The only political tide impeachment will engender will be the tide of anger from Republican politicians and Trump voters at the transparent attempt to cloak a political maneuver seeking to reverse an electoral defeat in the language of a mission of honor to uphold criminal law and constitutional duty. If the Democrats initiate impeachment proceedings, they will trigger a political battle that will tear the country apart, and end with them either a) losing, taking a big political hit, and handing Trump another effective political weapon, or b) “winning” and giving us President Mike Pence. And still taking a big political hit. There is no third ace that will make it a real winning hand.

The Democrats know this, which is why they are not going to do it. Unless the foolish “progressive” forces that the Party has been riling up about this for three years pressure them into it. Hoisted on its own petard, it would be.

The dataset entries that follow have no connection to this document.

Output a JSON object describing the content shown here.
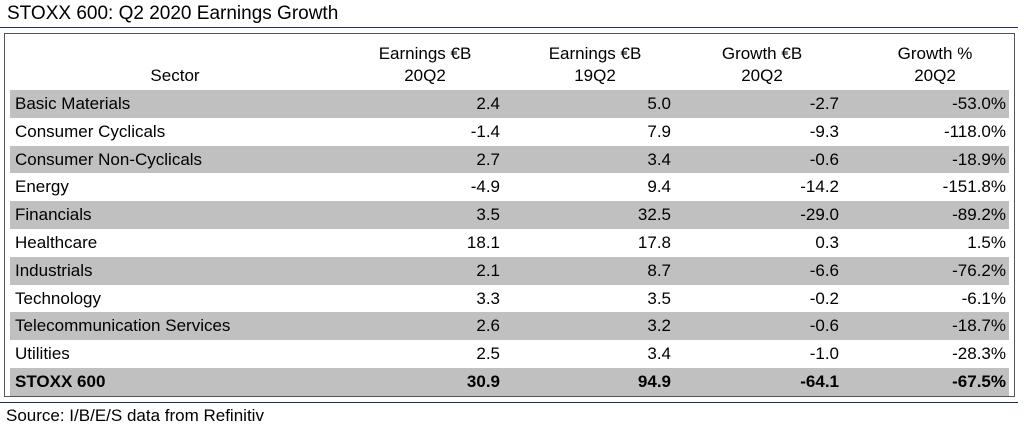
{
  "title": "STOXX 600: Q2 2020 Earnings Growth",
  "header": {
    "sector": "Sector",
    "col1_line1": "Earnings €B",
    "col1_line2": "20Q2",
    "col2_line1": "Earnings €B",
    "col2_line2": "19Q2",
    "col3_line1": "Growth €B",
    "col3_line2": "20Q2",
    "col4_line1": "Growth %",
    "col4_line2": "20Q2"
  },
  "rows": [
    {
      "sector": "Basic Materials",
      "e20": "2.4",
      "e19": "5.0",
      "g": "-2.7",
      "gp": "-53.0%"
    },
    {
      "sector": "Consumer Cyclicals",
      "e20": "-1.4",
      "e19": "7.9",
      "g": "-9.3",
      "gp": "-118.0%"
    },
    {
      "sector": "Consumer Non-Cyclicals",
      "e20": "2.7",
      "e19": "3.4",
      "g": "-0.6",
      "gp": "-18.9%"
    },
    {
      "sector": "Energy",
      "e20": "-4.9",
      "e19": "9.4",
      "g": "-14.2",
      "gp": "-151.8%"
    },
    {
      "sector": "Financials",
      "e20": "3.5",
      "e19": "32.5",
      "g": "-29.0",
      "gp": "-89.2%"
    },
    {
      "sector": "Healthcare",
      "e20": "18.1",
      "e19": "17.8",
      "g": "0.3",
      "gp": "1.5%"
    },
    {
      "sector": "Industrials",
      "e20": "2.1",
      "e19": "8.7",
      "g": "-6.6",
      "gp": "-76.2%"
    },
    {
      "sector": "Technology",
      "e20": "3.3",
      "e19": "3.5",
      "g": "-0.2",
      "gp": "-6.1%"
    },
    {
      "sector": "Telecommunication Services",
      "e20": "2.6",
      "e19": "3.2",
      "g": "-0.6",
      "gp": "-18.7%"
    },
    {
      "sector": "Utilities",
      "e20": "2.5",
      "e19": "3.4",
      "g": "-1.0",
      "gp": "-28.3%"
    },
    {
      "sector": "STOXX 600",
      "e20": "30.9",
      "e19": "94.9",
      "g": "-64.1",
      "gp": "-67.5%"
    }
  ],
  "source": "Source: I/B/E/S data from Refinitiv",
  "colors": {
    "shade": "#c0c0c0",
    "rule": "#1f2f6e"
  },
  "chart_data": {
    "type": "table",
    "title": "STOXX 600: Q2 2020 Earnings Growth",
    "columns": [
      "Sector",
      "Earnings €B 20Q2",
      "Earnings €B 19Q2",
      "Growth €B 20Q2",
      "Growth % 20Q2"
    ],
    "rows": [
      [
        "Basic Materials",
        2.4,
        5.0,
        -2.7,
        -53.0
      ],
      [
        "Consumer Cyclicals",
        -1.4,
        7.9,
        -9.3,
        -118.0
      ],
      [
        "Consumer Non-Cyclicals",
        2.7,
        3.4,
        -0.6,
        -18.9
      ],
      [
        "Energy",
        -4.9,
        9.4,
        -14.2,
        -151.8
      ],
      [
        "Financials",
        3.5,
        32.5,
        -29.0,
        -89.2
      ],
      [
        "Healthcare",
        18.1,
        17.8,
        0.3,
        1.5
      ],
      [
        "Industrials",
        2.1,
        8.7,
        -6.6,
        -76.2
      ],
      [
        "Technology",
        3.3,
        3.5,
        -0.2,
        -6.1
      ],
      [
        "Telecommunication Services",
        2.6,
        3.2,
        -0.6,
        -18.7
      ],
      [
        "Utilities",
        2.5,
        3.4,
        -1.0,
        -28.3
      ],
      [
        "STOXX 600",
        30.9,
        94.9,
        -64.1,
        -67.5
      ]
    ]
  }
}
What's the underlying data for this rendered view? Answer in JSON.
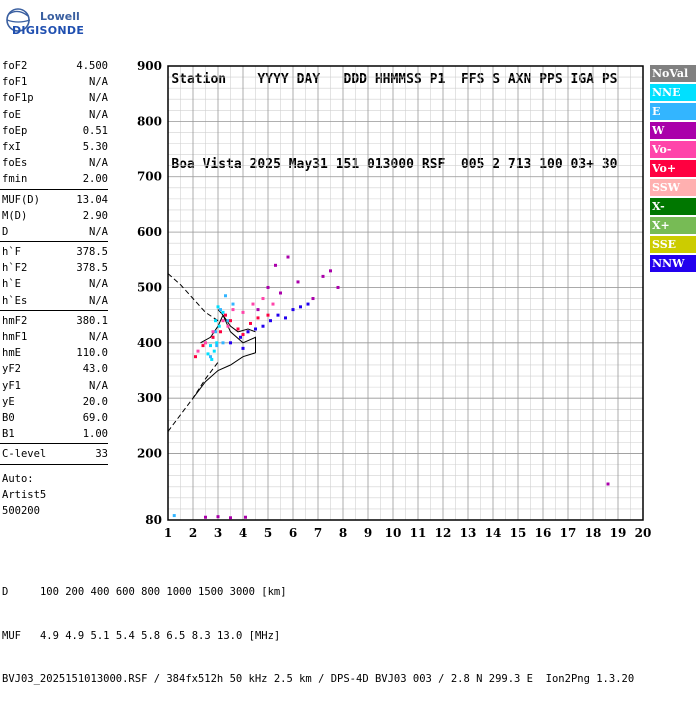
{
  "logo": {
    "line1": "Lowell",
    "line2": "DIGISONDE"
  },
  "header": {
    "labels": [
      "Station",
      "YYYY",
      "DAY",
      "DDD",
      "HHMMSS",
      "P1",
      "FFS",
      "S",
      "AXN",
      "PPS",
      "IGA",
      "PS"
    ],
    "values": [
      "Boa Vista",
      "2025",
      "May31",
      "151",
      "013000",
      "RSF",
      "005",
      "2",
      "713",
      "100",
      "03+",
      "30"
    ]
  },
  "params": [
    {
      "k": "foF2",
      "v": "4.500"
    },
    {
      "k": "foF1",
      "v": "N/A"
    },
    {
      "k": "foF1p",
      "v": "N/A"
    },
    {
      "k": "foE",
      "v": "N/A"
    },
    {
      "k": "foEp",
      "v": "0.51"
    },
    {
      "k": "fxI",
      "v": "5.30"
    },
    {
      "k": "foEs",
      "v": "N/A"
    },
    {
      "k": "fmin",
      "v": "2.00"
    },
    {
      "sep": true
    },
    {
      "k": "MUF(D)",
      "v": "13.04"
    },
    {
      "k": "M(D)",
      "v": "2.90"
    },
    {
      "k": "D",
      "v": "N/A"
    },
    {
      "sep": true
    },
    {
      "k": "h`F",
      "v": "378.5"
    },
    {
      "k": "h`F2",
      "v": "378.5"
    },
    {
      "k": "h`E",
      "v": "N/A"
    },
    {
      "k": "h`Es",
      "v": "N/A"
    },
    {
      "sep": true
    },
    {
      "k": "hmF2",
      "v": "380.1"
    },
    {
      "k": "hmF1",
      "v": "N/A"
    },
    {
      "k": "hmE",
      "v": "110.0"
    },
    {
      "k": "yF2",
      "v": "43.0"
    },
    {
      "k": "yF1",
      "v": "N/A"
    },
    {
      "k": "yE",
      "v": "20.0"
    },
    {
      "k": "B0",
      "v": "69.0"
    },
    {
      "k": "B1",
      "v": "1.00"
    },
    {
      "sep": true
    },
    {
      "k": "C-level",
      "v": "33"
    },
    {
      "sep": true
    }
  ],
  "auto": {
    "line1": "Auto:",
    "line2": "Artist5",
    "line3": "500200"
  },
  "legend": [
    {
      "label": "NoVal",
      "color": "#808080"
    },
    {
      "label": "NNE",
      "color": "#00e0ff"
    },
    {
      "label": "E",
      "color": "#33b5ff"
    },
    {
      "label": "W",
      "color": "#aa00aa"
    },
    {
      "label": "Vo-",
      "color": "#ff44aa"
    },
    {
      "label": "Vo+",
      "color": "#ff0040"
    },
    {
      "label": "SSW",
      "color": "#ffb0b0"
    },
    {
      "label": "X-",
      "color": "#007700"
    },
    {
      "label": "X+",
      "color": "#77bb55"
    },
    {
      "label": "SSE",
      "color": "#cccc00"
    },
    {
      "label": "NNW",
      "color": "#2200ee"
    }
  ],
  "footer": {
    "d_label": "D",
    "d_values": [
      "100",
      "200",
      "400",
      "600",
      "800",
      "1000",
      "1500",
      "3000"
    ],
    "d_unit": "[km]",
    "muf_label": "MUF",
    "muf_values": [
      "4.9",
      "4.9",
      "5.1",
      "5.4",
      "5.8",
      "6.5",
      "8.3",
      "13.0"
    ],
    "muf_unit": "[MHz]",
    "info": "BVJ03_2025151013000.RSF / 384fx512h 50 kHz 2.5 km / DPS-4D BVJ03 003 / 2.8 N 299.3 E  Ion2Png 1.3.20"
  },
  "chart_data": {
    "type": "scatter",
    "xlim": [
      1,
      20
    ],
    "ylim": [
      80,
      900
    ],
    "x_ticks": [
      1,
      2,
      3,
      4,
      5,
      6,
      7,
      8,
      9,
      10,
      11,
      12,
      13,
      14,
      15,
      16,
      17,
      18,
      19,
      20
    ],
    "y_ticks": [
      80,
      200,
      300,
      400,
      500,
      600,
      700,
      800,
      900
    ],
    "grid": true,
    "series": [
      {
        "name": "NNE",
        "color": "#00e0ff",
        "points": [
          [
            2.6,
            380
          ],
          [
            2.7,
            395
          ],
          [
            2.8,
            410
          ],
          [
            2.9,
            440
          ],
          [
            3.0,
            465
          ],
          [
            2.75,
            370
          ],
          [
            2.85,
            385
          ],
          [
            3.05,
            430
          ],
          [
            3.2,
            455
          ],
          [
            2.95,
            400
          ]
        ]
      },
      {
        "name": "E",
        "color": "#33b5ff",
        "points": [
          [
            1.25,
            88
          ],
          [
            2.7,
            375
          ],
          [
            2.9,
            420
          ],
          [
            3.1,
            460
          ],
          [
            3.3,
            485
          ],
          [
            3.2,
            400
          ],
          [
            3.4,
            440
          ],
          [
            3.6,
            470
          ],
          [
            2.95,
            395
          ]
        ]
      },
      {
        "name": "W",
        "color": "#aa00aa",
        "points": [
          [
            2.5,
            85
          ],
          [
            3.0,
            86
          ],
          [
            3.5,
            84
          ],
          [
            4.1,
            85
          ],
          [
            5.0,
            500
          ],
          [
            5.3,
            540
          ],
          [
            5.8,
            555
          ],
          [
            6.2,
            510
          ],
          [
            6.8,
            480
          ],
          [
            7.2,
            520
          ],
          [
            7.5,
            530
          ],
          [
            7.8,
            500
          ],
          [
            18.6,
            145
          ],
          [
            4.6,
            460
          ],
          [
            5.5,
            490
          ]
        ]
      },
      {
        "name": "Vo-",
        "color": "#ff44aa",
        "points": [
          [
            2.2,
            385
          ],
          [
            2.5,
            400
          ],
          [
            2.8,
            420
          ],
          [
            3.2,
            440
          ],
          [
            3.6,
            460
          ],
          [
            4.0,
            455
          ],
          [
            4.4,
            470
          ],
          [
            4.8,
            480
          ],
          [
            5.2,
            470
          ],
          [
            3.4,
            430
          ],
          [
            4.2,
            420
          ]
        ]
      },
      {
        "name": "Vo+",
        "color": "#ff0040",
        "points": [
          [
            2.1,
            375
          ],
          [
            2.4,
            395
          ],
          [
            2.8,
            410
          ],
          [
            3.1,
            420
          ],
          [
            3.3,
            450
          ],
          [
            3.5,
            440
          ],
          [
            3.8,
            425
          ],
          [
            4.0,
            415
          ],
          [
            4.3,
            435
          ],
          [
            4.6,
            445
          ],
          [
            5.0,
            450
          ]
        ]
      },
      {
        "name": "NNW",
        "color": "#2200ee",
        "points": [
          [
            3.5,
            400
          ],
          [
            3.9,
            410
          ],
          [
            4.2,
            420
          ],
          [
            4.5,
            425
          ],
          [
            4.8,
            430
          ],
          [
            5.1,
            440
          ],
          [
            5.4,
            450
          ],
          [
            5.7,
            445
          ],
          [
            6.0,
            460
          ],
          [
            6.3,
            465
          ],
          [
            6.6,
            470
          ],
          [
            4.0,
            390
          ]
        ]
      }
    ],
    "lines": [
      {
        "name": "dashed-trace",
        "style": "dashed",
        "points": [
          [
            1,
            525
          ],
          [
            1.5,
            505
          ],
          [
            2,
            480
          ],
          [
            2.5,
            455
          ],
          [
            3,
            440
          ]
        ]
      },
      {
        "name": "dashed-lower",
        "style": "dashed",
        "points": [
          [
            1,
            240
          ],
          [
            1.5,
            270
          ],
          [
            2,
            300
          ],
          [
            2.5,
            335
          ],
          [
            3,
            365
          ]
        ]
      },
      {
        "name": "solid-profile",
        "style": "solid",
        "points": [
          [
            2,
            300
          ],
          [
            2.5,
            330
          ],
          [
            3,
            350
          ],
          [
            3.5,
            360
          ],
          [
            4,
            375
          ],
          [
            4.5,
            382
          ],
          [
            4.5,
            410
          ],
          [
            4,
            400
          ],
          [
            3.5,
            420
          ],
          [
            3.2,
            450
          ],
          [
            3.0,
            460
          ]
        ]
      },
      {
        "name": "solid-trace",
        "style": "solid",
        "points": [
          [
            2.3,
            400
          ],
          [
            2.7,
            410
          ],
          [
            3.0,
            430
          ],
          [
            3.2,
            450
          ],
          [
            3.5,
            430
          ],
          [
            3.8,
            420
          ],
          [
            4.2,
            425
          ],
          [
            4.5,
            420
          ]
        ]
      }
    ]
  }
}
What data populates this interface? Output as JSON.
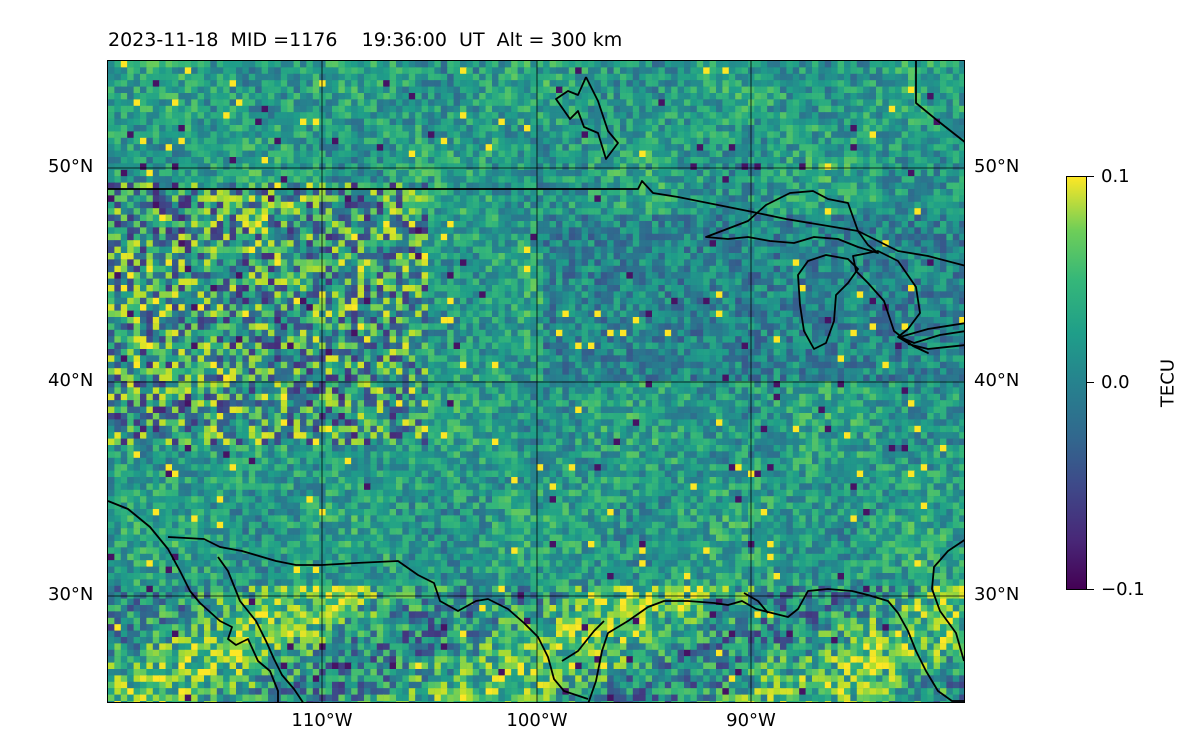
{
  "header": {
    "date": "2023-11-18",
    "mid": "MID =1176",
    "time": "19:36:00  UT",
    "altitude": "Alt = 300 km"
  },
  "map": {
    "lat_ticks": [
      "50°N",
      "40°N",
      "30°N"
    ],
    "lon_ticks": [
      "110°W",
      "100°W",
      "90°W"
    ],
    "lon_range": [
      -120,
      -80
    ],
    "lat_range": [
      25,
      55
    ],
    "projection": "PlateCarree",
    "gridlines": true,
    "features": [
      "coastlines",
      "US-Canada border",
      "US-Mexico border",
      "Great Lakes"
    ]
  },
  "colorbar": {
    "label": "TECU",
    "ticks": [
      "0.1",
      "0.0",
      "−0.1"
    ],
    "vmin": -0.1,
    "vmax": 0.1,
    "colormap": "viridis"
  }
}
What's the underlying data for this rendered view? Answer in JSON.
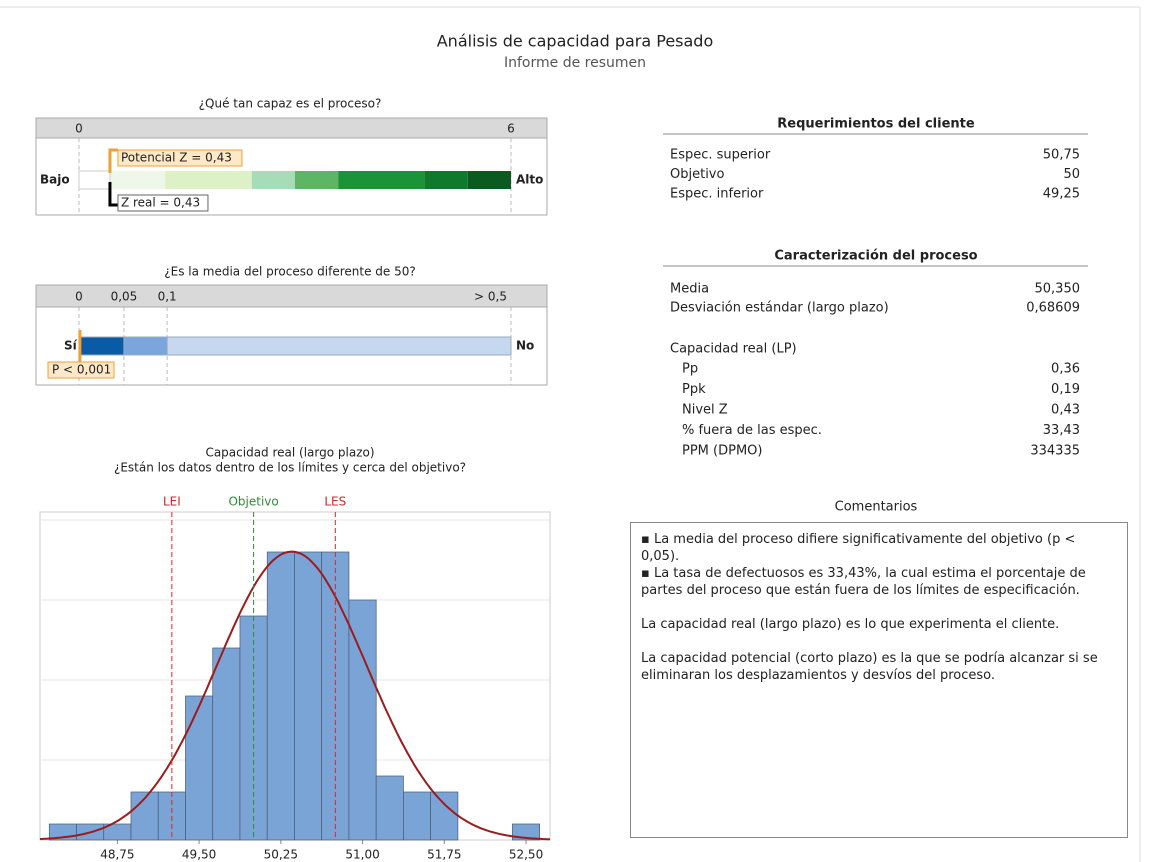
{
  "header": {
    "title": "Análisis de capacidad para Pesado",
    "subtitle": "Informe de resumen"
  },
  "capability_gauge": {
    "title": "¿Qué tan capaz es el proceso?",
    "ticks": [
      0,
      6
    ],
    "low_label": "Bajo",
    "high_label": "Alto",
    "bands": [
      {
        "from": 0,
        "to": 1.2,
        "color": "#eef7ea"
      },
      {
        "from": 1.2,
        "to": 2.4,
        "color": "#dcf1c6"
      },
      {
        "from": 2.4,
        "to": 3,
        "color": "#a6dcb8"
      },
      {
        "from": 3,
        "to": 3.6,
        "color": "#5db565"
      },
      {
        "from": 3.6,
        "to": 4.8,
        "color": "#1b9338"
      },
      {
        "from": 4.8,
        "to": 5.4,
        "color": "#107a2c"
      },
      {
        "from": 5.4,
        "to": 6,
        "color": "#0b5a20"
      }
    ],
    "potential": {
      "value": 0.43,
      "label": "Potencial Z = 0,43",
      "color": "#f0a030"
    },
    "actual": {
      "value": 0.43,
      "label": "Z real = 0,43",
      "color": "#000000"
    }
  },
  "mean_gauge": {
    "title": "¿Es la media del proceso diferente de 50?",
    "ticks": [
      0,
      {
        "value": 0.05,
        "label": "0,05"
      },
      {
        "value": 0.1,
        "label": "0,1"
      },
      {
        "value": 0.5,
        "label": "> 0,5"
      }
    ],
    "yes_label": "Sí",
    "no_label": "No",
    "bands": [
      {
        "from": 0,
        "to": 0.05,
        "color": "#0b5aa6"
      },
      {
        "from": 0.05,
        "to": 0.1,
        "color": "#7aa6dc"
      },
      {
        "from": 0.1,
        "to": 0.5,
        "color": "#c5d8f0"
      }
    ],
    "p": {
      "value": 0.001,
      "label": "P < 0,001",
      "color": "#f0a030"
    }
  },
  "chart_data": {
    "type": "histogram",
    "title": "Capacidad real (largo plazo)",
    "subtitle": "¿Están los datos dentro de los límites y cerca del objetivo?",
    "bins": [
      48.125,
      48.375,
      48.625,
      48.875,
      49.125,
      49.375,
      49.625,
      49.875,
      50.125,
      50.375,
      50.625,
      50.875,
      51.125,
      51.375,
      51.625,
      51.875,
      52.125,
      52.375,
      52.625
    ],
    "counts": [
      1,
      1,
      1,
      3,
      3,
      9,
      12,
      14,
      18,
      18,
      18,
      15,
      4,
      3,
      3,
      0,
      0,
      1
    ],
    "color": "#7ba4d6",
    "xlim": [
      48.04,
      52.72
    ],
    "xticks": [
      {
        "value": 48.75,
        "label": "48,75"
      },
      {
        "value": 49.5,
        "label": "49,50"
      },
      {
        "value": 50.25,
        "label": "50,25"
      },
      {
        "value": 51,
        "label": "51,00"
      },
      {
        "value": 51.75,
        "label": "51,75"
      },
      {
        "value": 52.5,
        "label": "52,50"
      }
    ],
    "ylim": [
      0,
      20.5
    ],
    "yticks": [
      5,
      10,
      15,
      20
    ],
    "grid": true,
    "fit": {
      "mean": 50.35,
      "sd": 0.68609,
      "color": "#9b1c1c"
    },
    "reference_lines": [
      {
        "label": "LEI",
        "value": 49.25,
        "color": "#d62728"
      },
      {
        "label": "Objetivo",
        "value": 50,
        "color": "#2e8b3a"
      },
      {
        "label": "LES",
        "value": 50.75,
        "color": "#d62728"
      }
    ]
  },
  "customer_requirements": {
    "title": "Requerimientos del cliente",
    "rows": [
      [
        "Espec. superior",
        "50,75"
      ],
      [
        "Objetivo",
        "50"
      ],
      [
        "Espec. inferior",
        "49,25"
      ]
    ]
  },
  "process": {
    "title": "Caracterización del proceso",
    "rows": [
      [
        "Media",
        "50,350"
      ],
      [
        "Desviación estándar (largo plazo)",
        "0,68609"
      ]
    ],
    "capability_title": "Capacidad real (LP)",
    "capability_rows": [
      [
        "Pp",
        "0,36"
      ],
      [
        "Ppk",
        "0,19"
      ],
      [
        "Nivel Z",
        "0,43"
      ],
      [
        "% fuera de las espec.",
        "33,43"
      ],
      [
        "PPM (DPMO)",
        "334335"
      ]
    ]
  },
  "comments": {
    "title": "Comentarios",
    "bullets": [
      "La media del proceso difiere significativamente del objetivo (p < 0,05).",
      "La tasa de defectuosos es 33,43%, la cual estima el porcentaje de partes del proceso que están fuera de los límites de especificación."
    ],
    "paragraphs": [
      "La capacidad real (largo plazo) es lo que experimenta el cliente.",
      "La capacidad potencial (corto plazo) es la que se podría alcanzar si se eliminaran los desplazamientos y desvíos del proceso."
    ]
  }
}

There is no clearer example of how ridiculous US political media is than its framing of the question of whether to start impeachment proceedings against Trump a year before an election as an argument between “moderates” and “progressives.” And no more unfortunate example of how pathetic that distinction is in the Democratic Party than the fact that Nancy Pelosi seems to be smarter on this issue than the progressive cool kids.

There is nothing the slightest bit “progressive” that can come out of impeaching, or trying to impeach, Donald Trump. If Democratic “progressives” and “socialists” think it would be a heroic victory for anti-racism, they are imagining another universe. “In this given moment,” on this political planet, with this Democratic Party, it will not and cannot be. It will be a victory for a deeply reactionary and diversionary political paradigm—for centering politics on personality rather than structure, for valorizing the national-security and intelligence apparatus, for restoring the smiley face on foreign aggression, for mythologizing “our democracy” and otherizing its critics. It will be a victory for “nothing-would-fundamentally-change” neoliberal imperialist complacency, wrapped in moralizing anti-racist rhetoric.

Did I mention Mike Pence?

Nathan Robinson has it exactly right: “It’s time to forget the Mueller-fuelled impeachment fantasies.” It’s not going to happen, and there is no reason for leftists to try and make it happen.

The real progressive mission is to wage a determined political fight against the structures—including all the political and ideological supports—of racism, capitalism, and imperialism, of which Trump is only a particularly vulgar representative. But the Democrats are not going to do that, either. Which is why, though they will not impeach Trump, they will continue to dangle the shiny possibility before their enraged and transfixed constituents—so that they will not turn their attention away from Trump to the structural problems.

Impeachment? It’s a dead-man’s hand. Know when to walk away.